The girls are shown how to use a sanitary napkin, complete with full demonstration begun by taking it out of the wrapper and ending with folding the sticky wings around the underpants to hold it in place. Knowing that disposable pads are an unaffordable option for many girls, they also learn how to use a cloth instead. Wash it with soap and clean water and dried in direct sunlight so it doesn’t grow fungus. (If you’re shy, you can drape a cloth over the sunny clothesline so people don’t see it.)
Maria walks through the family methods available to them: male condoms, female condoms, pills, implants IUDs and Plan B bill.
Then Rose hands out paper and each girl writes down her question, without including their name. Rose urges them to be as open as they want, telling them “Everyone hears different things. This is why we’re all here. To learn.”
Kuwa Mjanja is the chance to get answers to all the things they’re curious about. Rose reads out the questions and answers each in turn:
What is going on in your body when you bleed each month? Do boys go through puberty? Why does your stomach hurt when you have your period?
There are lots of questions about pregnancy–how to prevent it and what are the downsides of using family planning.
“After having sex, can you use a method and stop from getting pregnant?” Rose reads from one piece of paper.
“No,” nurse Maria answers. “If you use a method after you get pregnant, it won’t work.”
Rose unfolds another piece of paper and reads: “Can you tell me the risks of using family planning?” Doreen later tells me that was her question.
Many girls have written similar ones. “Which method is most risky?” “When you use pills, won’t they affect you later when you want to have a baby?” “Can getting an injection cause you not to get pregnant later?”
“There is no method that is unsafe,” Maria reassures them repeatedly. “Using family planning doesn’t mean you won’t be able to give birth later. There are some side effects which are very small.” She tells the girls she’ll go over all that in the one-on-one consultations she’s holding afterwards. If they choose a method, it will be free on that day.
“How do you use a condom?” Rose reads out. Maria tells the girls she can’t show them there. But she’ll show them individually when they come to her exam room.
Rose wraps up the session and asks the girls about what they’ve learned. Then whoever wants to meet with the provider should raise their hand.
Doreen meets with Maria and chooses three months of oral contraception. Her friend Warda (who eventually came 20 minutes late) does as well. Doreen says she does not like injections (and laughs when she says she cannot even imagine how the doctor would get the IUD she held up during the demonstration inside her).
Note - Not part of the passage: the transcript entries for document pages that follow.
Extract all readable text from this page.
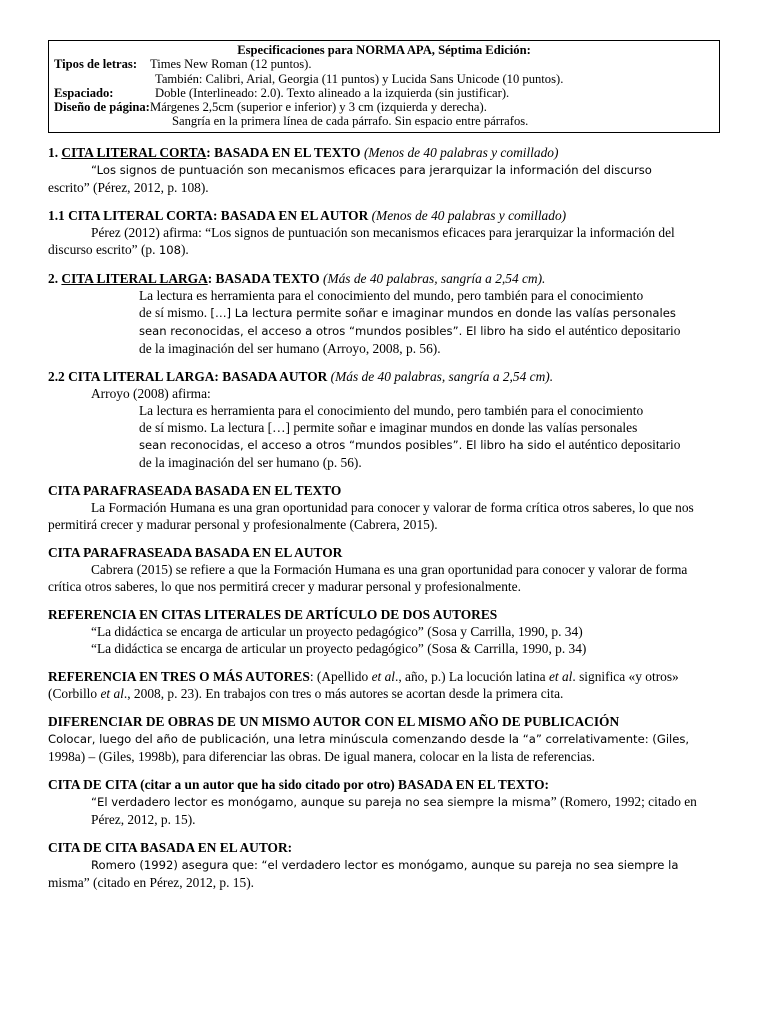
Especificaciones para NORMA APA, Séptima Edición:
Tipos de letras:	Times New Roman (12 puntos).
También: Calibri, Arial, Georgia (11 puntos) y Lucida Sans Unicode (10 puntos).
Espaciado:	Doble (Interlineado: 2.0). Texto alineado a la izquierda (sin justificar).
Diseño de página: Márgenes 2,5cm (superior e inferior) y 3 cm (izquierda y derecha).
Sangría en la primera línea de cada párrafo. Sin espacio entre párrafos.

1. CITA LITERAL CORTA: BASADA EN EL TEXTO (Menos de 40 palabras y comillado)

“Los signos de puntuación son mecanismos eficaces para jerarquizar la información del discurso

escrito” (Pérez, 2012, p. 108).

1.1 CITA LITERAL CORTA: BASADA EN EL AUTOR (Menos de 40 palabras y comillado)

Pérez (2012) afirma: “Los signos de puntuación son mecanismos eficaces para jerarquizar la información del discurso escrito” (p. 108).

2. CITA LITERAL LARGA: BASADA TEXTO (Más de 40 palabras, sangría a 2,54 cm).

La lectura es herramienta para el conocimiento del mundo, pero también para el conocimiento

de sí mismo. […] La lectura permite soñar e imaginar mundos en donde las valías personales

sean reconocidas, el acceso a otros “mundos posibles”. El libro ha sido el auténtico depositario

de la imaginación del ser humano (Arroyo, 2008, p. 56).

2.2 CITA LITERAL LARGA: BASADA AUTOR (Más de 40 palabras, sangría a 2,54 cm).

Arroyo (2008) afirma:

La lectura es herramienta para el conocimiento del mundo, pero también para el conocimiento

de sí mismo. La lectura […] permite soñar e imaginar mundos en donde las valías personales

sean reconocidas, el acceso a otros “mundos posibles”. El libro ha sido el auténtico depositario

de la imaginación del ser humano (p. 56).

CITA PARAFRASEADA BASADA EN EL TEXTO

La Formación Humana es una gran oportunidad para conocer y valorar de forma crítica otros saberes, lo que nos permitirá crecer y madurar personal y profesionalmente (Cabrera, 2015).

CITA PARAFRASEADA BASADA EN EL AUTOR

Cabrera (2015) se refiere a que la Formación Humana es una gran oportunidad para conocer y valorar de forma crítica otros saberes, lo que nos permitirá crecer y madurar personal y profesionalmente.

REFERENCIA EN CITAS LITERALES DE ARTÍCULO DE DOS AUTORES

“La didáctica se encarga de articular un proyecto pedagógico” (Sosa y Carrilla, 1990, p. 34)

“La didáctica se encarga de articular un proyecto pedagógico” (Sosa & Carrilla, 1990, p. 34)

REFERENCIA EN TRES O MÁS AUTORES: (Apellido et al., año, p.) La locución latina et al. significa «y otros» (Corbillo et al., 2008, p. 23). En trabajos con tres o más autores se acortan desde la primera cita.

DIFERENCIAR DE OBRAS DE UN MISMO AUTOR CON EL MISMO AÑO DE PUBLICACIÓN

Colocar, luego del año de publicación, una letra minúscula comenzando desde la “a” correlativamente: (Giles,

1998a) – (Giles, 1998b), para diferenciar las obras. De igual manera, colocar en la lista de referencias.

CITA DE CITA (citar a un autor que ha sido citado por otro) BASADA EN EL TEXTO:

“El verdadero lector es monógamo, aunque su pareja no sea siempre la misma” (Romero, 1992; citado en Pérez, 2012, p. 15).

CITA DE CITA BASADA EN EL AUTOR:

Romero (1992) asegura que: “el verdadero lector es monógamo, aunque su pareja no sea siempre la

misma” (citado en Pérez, 2012, p. 15).
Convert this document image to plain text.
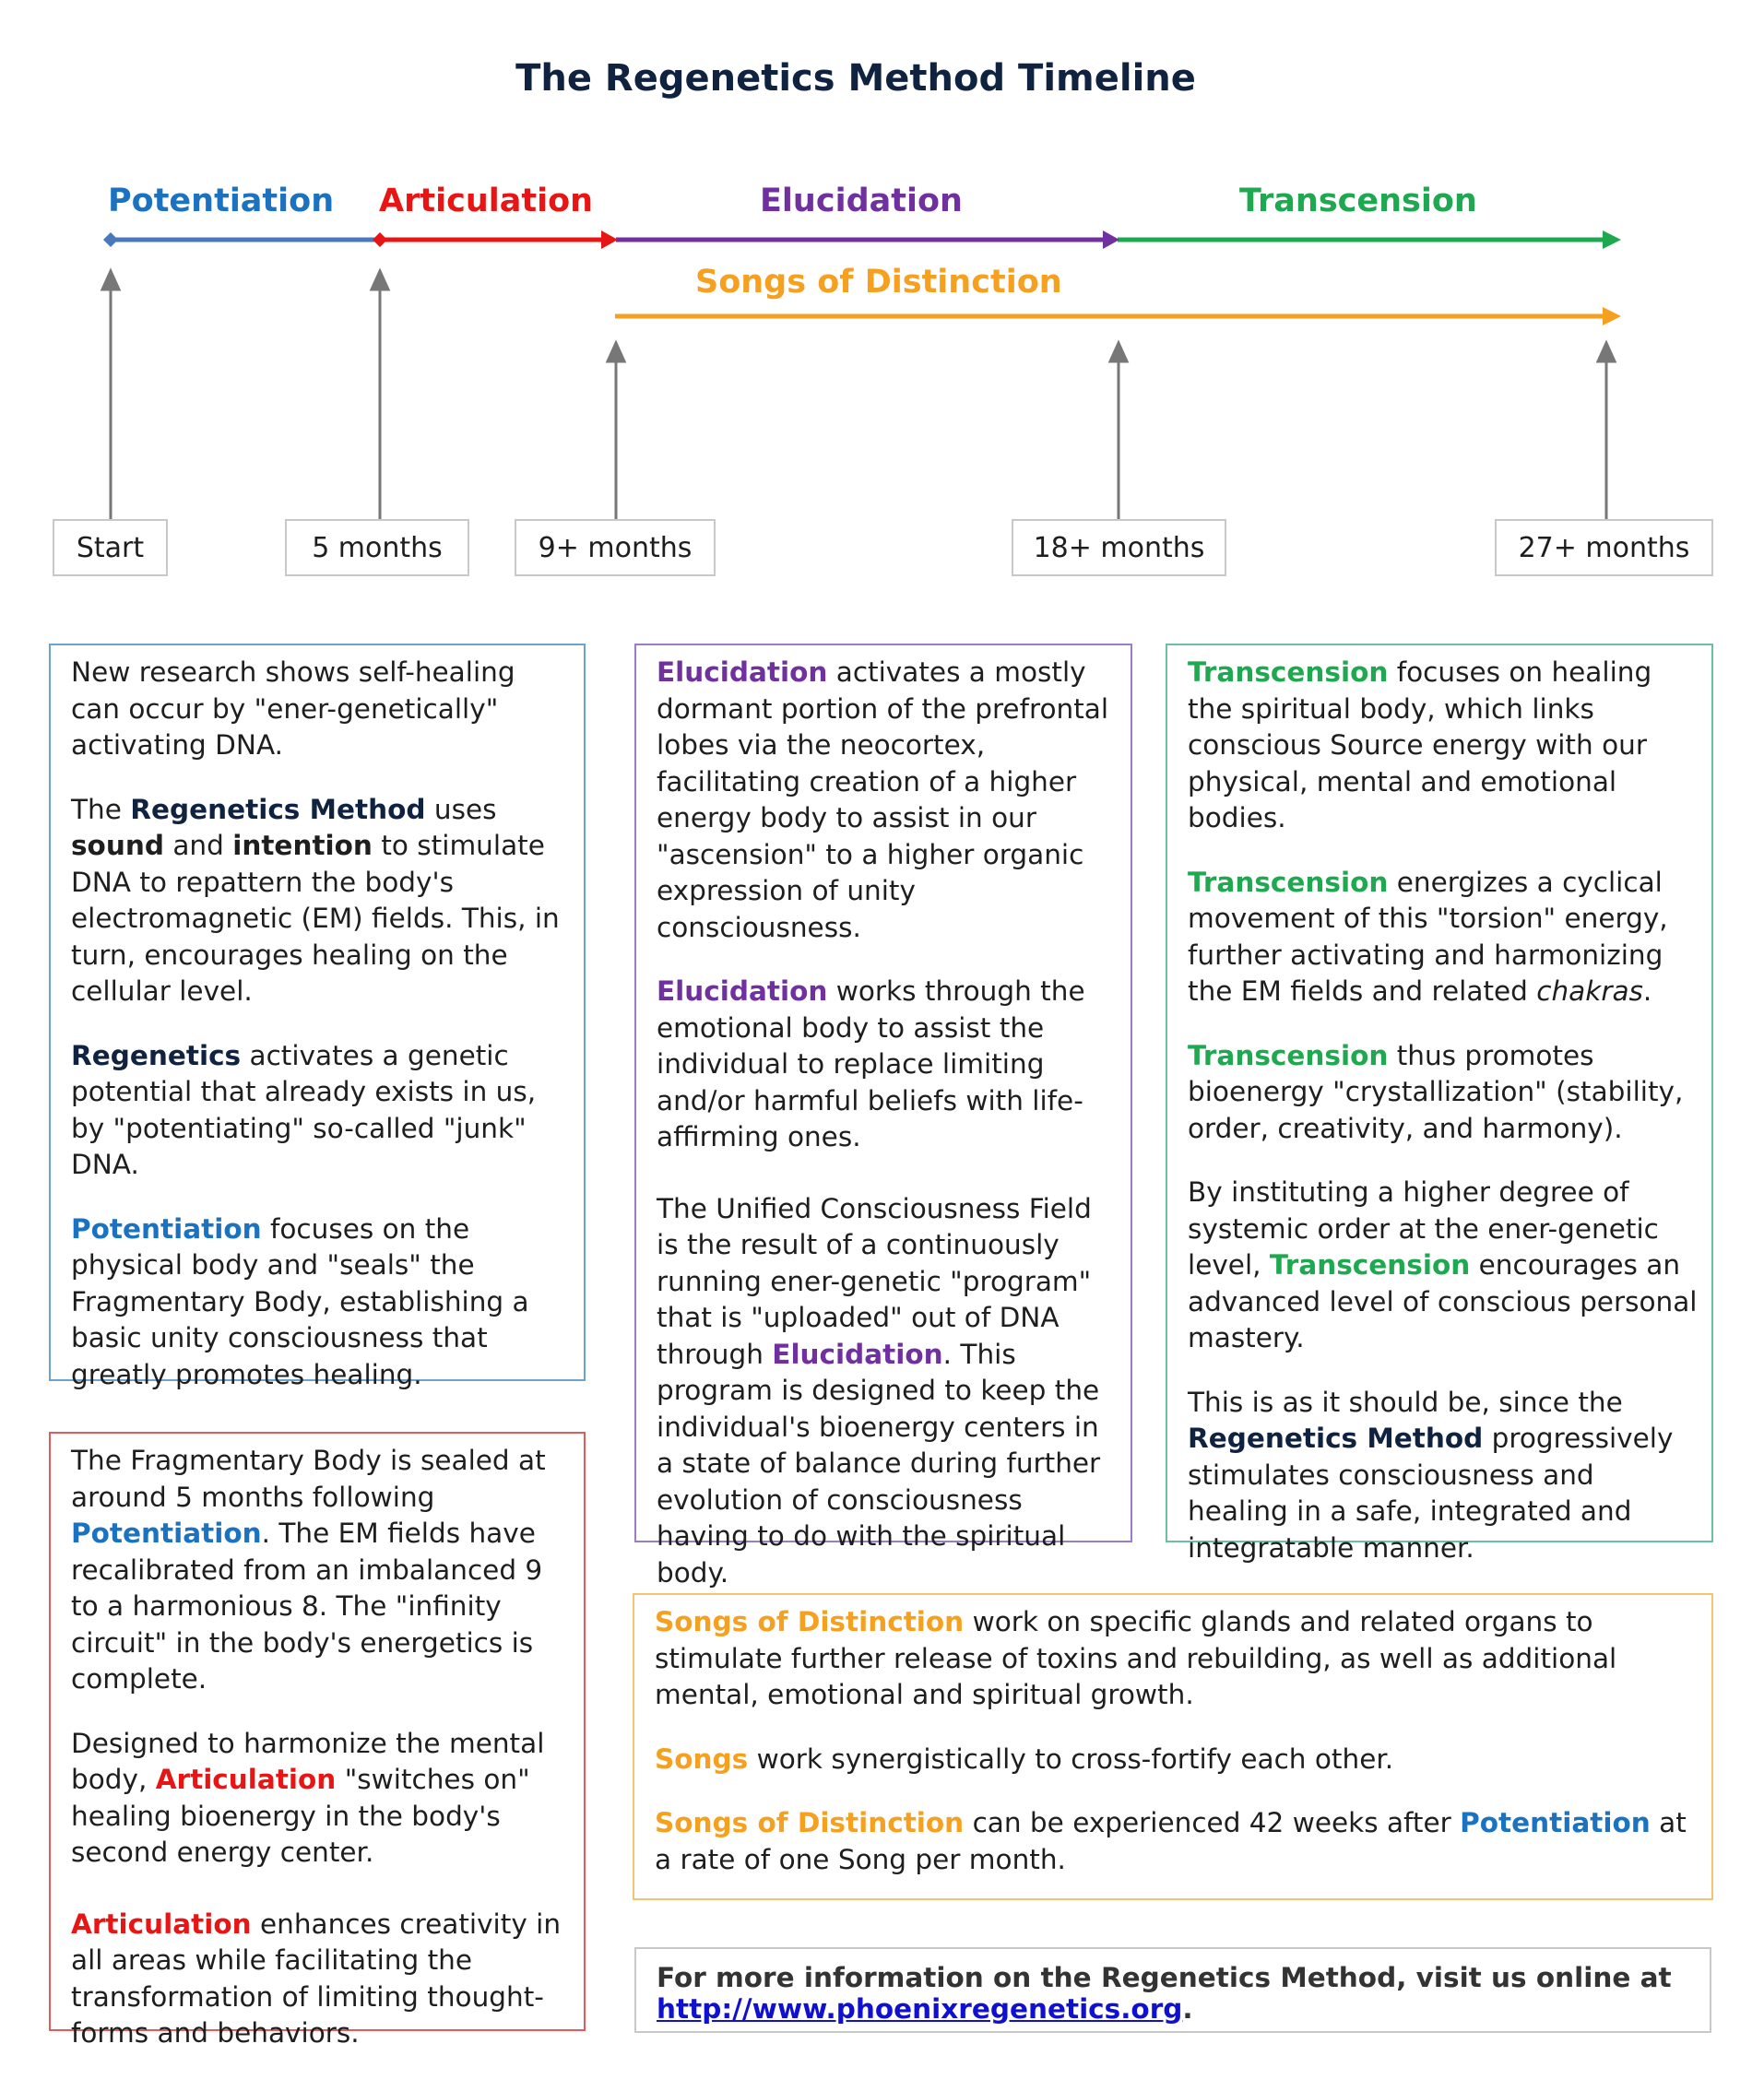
The Regenetics Method Timeline
Potentiation Articulation	Elucidation	Transcension
Songs of Distinction
Start	5 months	9+ months	18+ months	27+ months

New research shows self-healing can occur by "ener-genetically" activating DNA.

The Regenetics Method uses sound and intention to stimulate DNA to repattern the body's electromagnetic (EM) fields. This, in turn, encourages healing on the cellular level.

Regenetics activates a genetic potential that already exists in us, by "potentiating" so-called "junk" DNA.

Potentiation focuses on the physical body and "seals" the Fragmentary Body, establishing a basic unity consciousness that greatly promotes healing.

The Fragmentary Body is sealed at around 5 months following Potentiation. The EM fields have recalibrated from an imbalanced 9 to a harmonious 8. The "infinity circuit" in the body's energetics is complete.

Designed to harmonize the mental body, Articulation "switches on" healing bioenergy in the body's second energy center.

Articulation enhances creativity in all areas while facilitating the transformation of limiting thought-forms and behaviors.

Elucidation activates a mostly dormant portion of the prefrontal lobes via the neocortex, facilitating creation of a higher energy body to assist in our "ascension" to a higher organic expression of unity consciousness.

Elucidation works through the emotional body to assist the individual to replace limiting and/or harmful beliefs with life-affirming ones.

The Unified Consciousness Field is the result of a continuously running ener-genetic "program" that is "uploaded" out of DNA through Elucidation. This program is designed to keep the individual's bioenergy centers in a state of balance during further evolution of consciousness having to do with the spiritual body.

Transcension focuses on healing the spiritual body, which links conscious Source energy with our physical, mental and emotional bodies.

Transcension energizes a cyclical movement of this "torsion" energy, further activating and harmonizing the EM fields and related chakras.

Transcension thus promotes bioenergy "crystallization" (stability, order, creativity, and harmony).

By instituting a higher degree of systemic order at the ener-genetic level, Transcension encourages an advanced level of conscious personal mastery.

This is as it should be, since the Regenetics Method progressively stimulates consciousness and healing in a safe, integrated and integratable manner.

Songs of Distinction work on specific glands and related organs to stimulate further release of toxins and rebuilding, as well as additional mental, emotional and spiritual growth.

Songs work synergistically to cross-fortify each other.

Songs of Distinction can be experienced 42 weeks after Potentiation at a rate of one Song per month.

For more information on the Regenetics Method, visit us online at
http://www.phoenixregenetics.org.
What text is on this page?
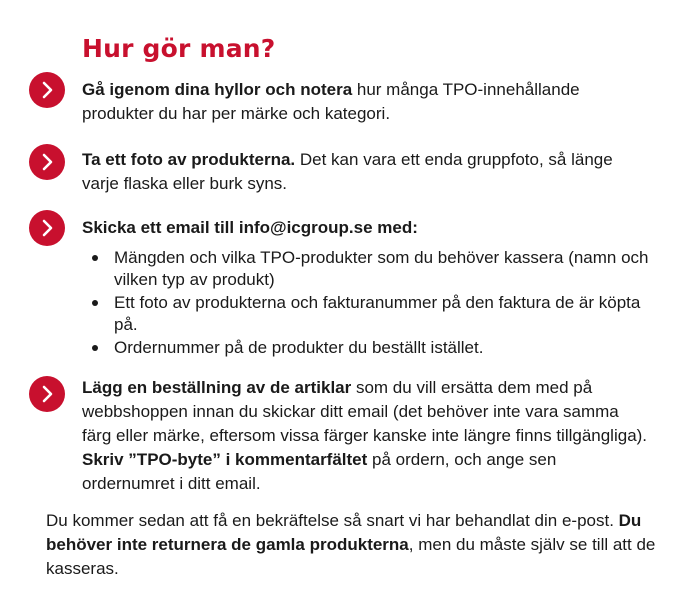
Hur gör man?

Gå igenom dina hyllor och notera hur många TPO-innehållande produkter du har per märke och kategori.

Ta ett foto av produkterna. Det kan vara ett enda gruppfoto, så länge varje flaska eller burk syns.

Skicka ett email till info@icgroup.se med:

Mängden och vilka TPO-produkter som du behöver kassera (namn och vilken typ av produkt)
Ett foto av produkterna och fakturanummer på den faktura de är köpta på.
Ordernummer på de produkter du beställt istället.

Lägg en beställning av de artiklar som du vill ersätta dem med på webbshoppen innan du skickar ditt email (det behöver inte vara samma färg eller märke, eftersom vissa färger kanske inte längre finns tillgängliga). Skriv ”TPO-byte” i kommentarfältet på ordern, och ange sen ordernumret i ditt email.

Du kommer sedan att få en bekräftelse så snart vi har behandlat din e-post. Du behöver inte returnera de gamla produkterna, men du måste själv se till att de kasseras.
Doreen says she isn’t really interested in boys since she and her 25-year-old boyfriend Harmony broke up six months ago. They’d dated for a year. When they had sex, they used condoms. Her friends had told her that other family planning methods were only for women who have had babies. Not for young girls like her.
Now she’s focusing on her studies. She went through a rough period where she didn’t take school very seriously, she says. She’s studying to retake the Form 4 test so she can go to the university.
Eventually, when has a job–and hopefully fulfills her dream of becoming a doctor–Doreen would like to have a family. “Four kids.”
She’s confident that Maria gave her the right information. Family planning is safe.
Adolescents 360 (A360) is a four-and-a-half year initiative co-funded by the Bill & Melinda Gates Foundation and the Children’s Investment Fund Foundation (CIFF). The project is led by Population Services International (PSI) together with IDEO.org, University of California at Berkeley Center on the Developing Adolescent, the Society for Family Health Nigeria, and Triggerise. The project is being delivered in Ethiopia, Nigeria and Tanzania, in partnership with local governments, local organizations, and local technology and marketing firms. In Tanzania, A360 is building on an investment and talent from philanthropist and design thinker Pam Scott.